Kiaer: For me the studio is so important, both for making but also in moving away from ideas of direct production, to allow time, failure and the unknown into the work. When I was a student, Bourriaud and others were developing notions of post-production, for work to be implemented directly from hotel room to factory or fabrication plant. This idea of a contingent nomadism seemed very dynamic, but implicit was an emphasis on the will of the artist, an idea of control and certainty that didn’t allow for a slower, more experimental means of reflection. I feel then, there’s always a need for adjustment when the work moves out of the studio for exhibition. Each work has to respond to the particular space it occupies, even—as with our show—when the paintings have a certain autonomy. Perhaps because this time, each work is so singular, that their presence needs a very particular response, for them to be conversant both with the room and each other. I love the spaces in Barbara’s gallery, the height of the ceilings, the light, the different pacing it allows between windows, works and doors.
Questions: Anika Matthes

Ian Kiaer (b. 1971 in London, UK) lives and works in Oxford. He has had solo exhibitions at venues including Heidelberger Kunstverein, Heidelberg (2020); Kunsthalle Lingen (2019); Musée d‘Art Moderne de la Ville de Paris (2017); Neubauer Collegium, Chicago (2016); Henry Moore Institute, Leeds and Focal Point Gallery, Southend-on-Sea (both 2014); Centre International de l‘art et du Paysage, Vassivière (2013); Aspen Art Museum, Aspen (2012); Kunstverein München (2010); and Galleria d‘Arte Moderna e Contemporanea, Turin (2008).

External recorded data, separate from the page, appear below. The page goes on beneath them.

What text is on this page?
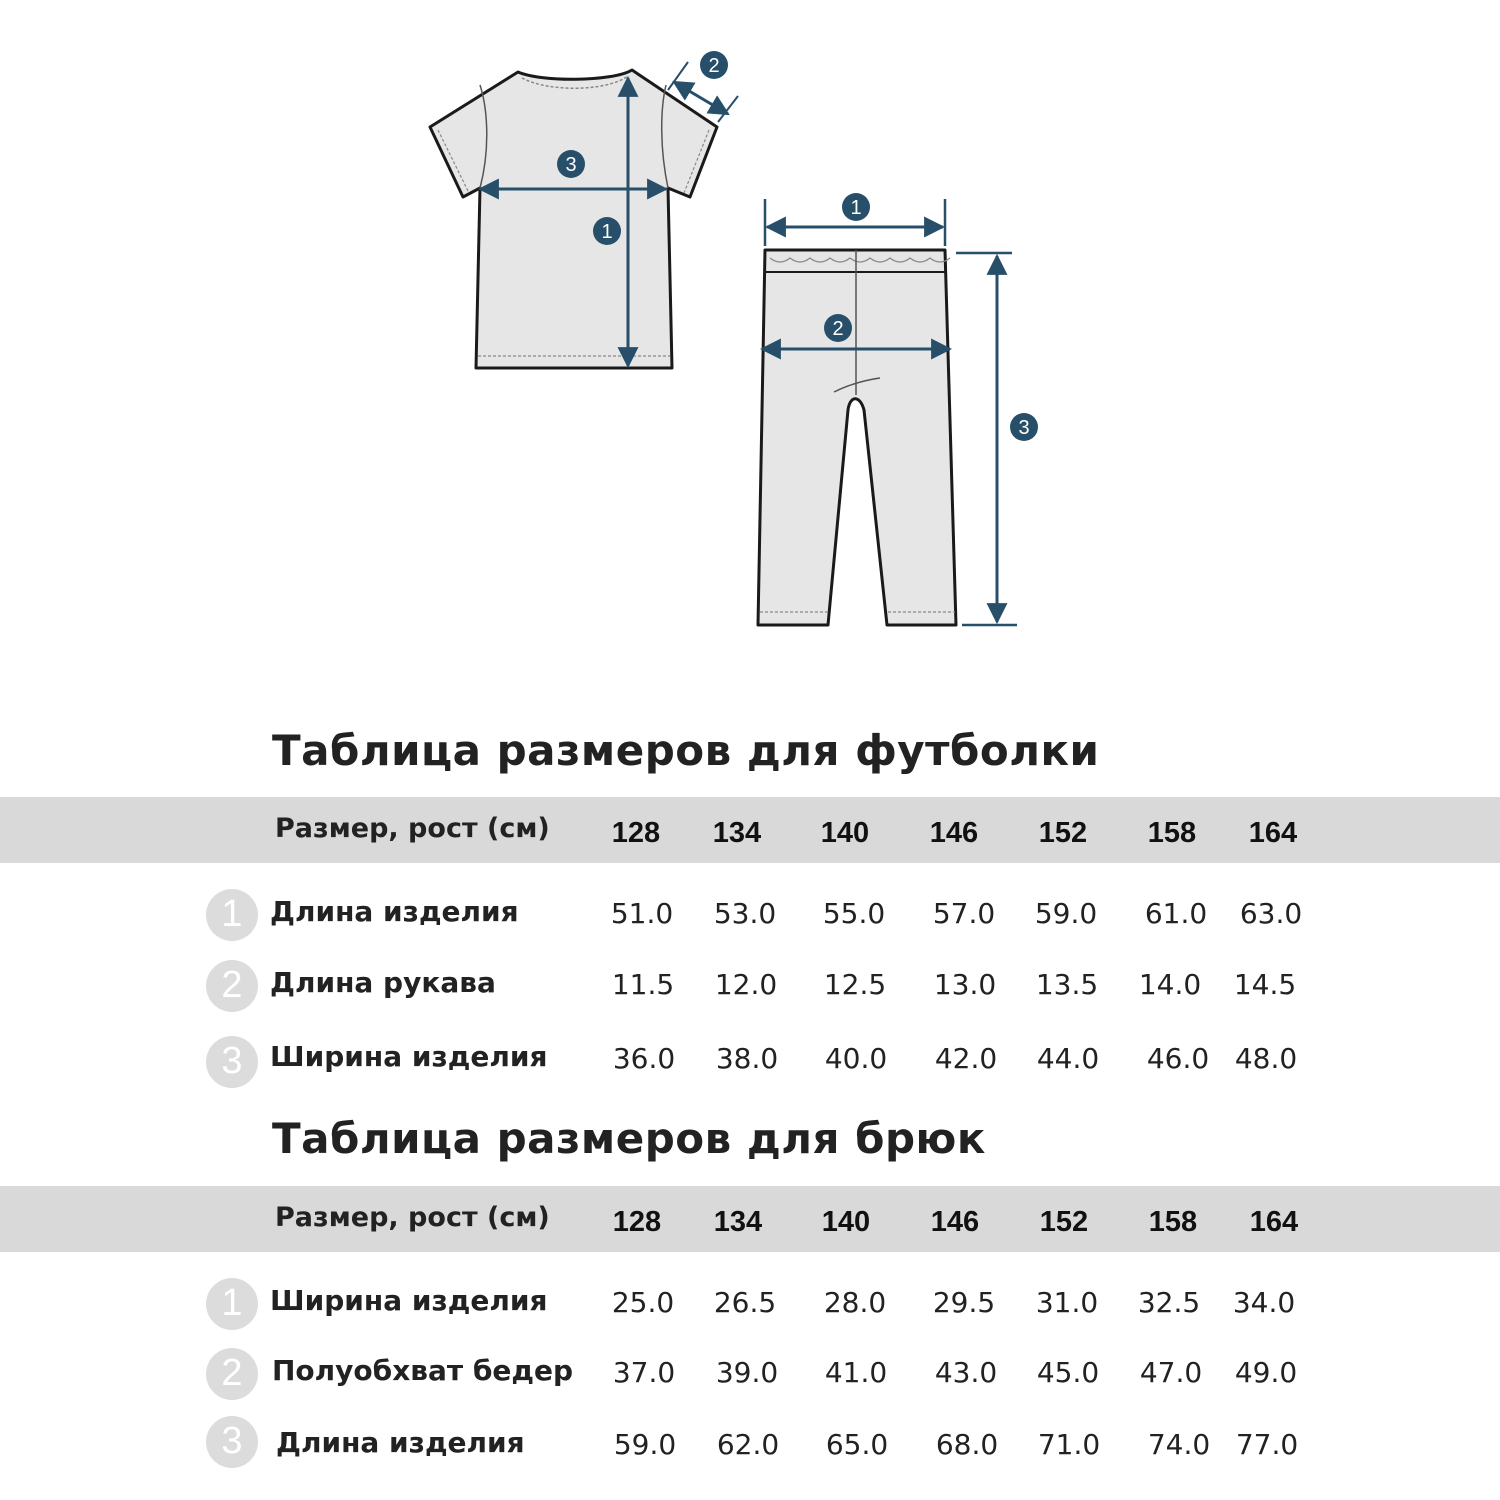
1
2
3
1
2
3
Таблица размеров для футболки
Размер, рост (см)	128	134	140	146	152	158	164
1 Длина изделия	51.0	53.0	55.0	57.0	59.0	61.0	63.0
2 Длина рукава	11.5	12.0	12.5	13.0	13.5	14.0	14.5
3 Ширина изделия	36.0	38.0	40.0	42.0	44.0	46.0 48.0
Таблица размеров для брюк
Размер, рост (см)	128	134	140	146	152	158	164
1 Ширина изделия	25.0	26.5	28.0	29.5	31.0	32.5	34.0
2	Полуобхват бедер	37.0	39.0	41.0	43.0	45.0	47.0	49.0
3	Длина изделия	59.0	62.0	65.0	68.0	71.0	74.0 77.0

Kiaer has participated in group shows such as at Schiller Museum, Weimar; Phenomenon 4, Anafi; GAK Gesellschaft für Aktuelle Kunst, Bremen; Modern Art Oxford; frac île-de-france, Paris; Mudam Luxembourg; Tate Modern and Tate Britain, London; Hammer Museum, Los Angeles; Hayward Gallery London; as well as in biennales in Rennes (2012), Lyon (2009), Istanbul (2007), Berlin (2006) and Venice (2003).
In 2018 Kiaer was awarded the prestigious Philip Leverhulme Prize.
Concurrently with his exhibition at Galerie Barbara Wien, Kiaer is participating with a site-specific installation in the inaugural group show, UNBUILD: a site of possibility, at Drawing Room‘s new building in London (September 22 – December 10, 2023).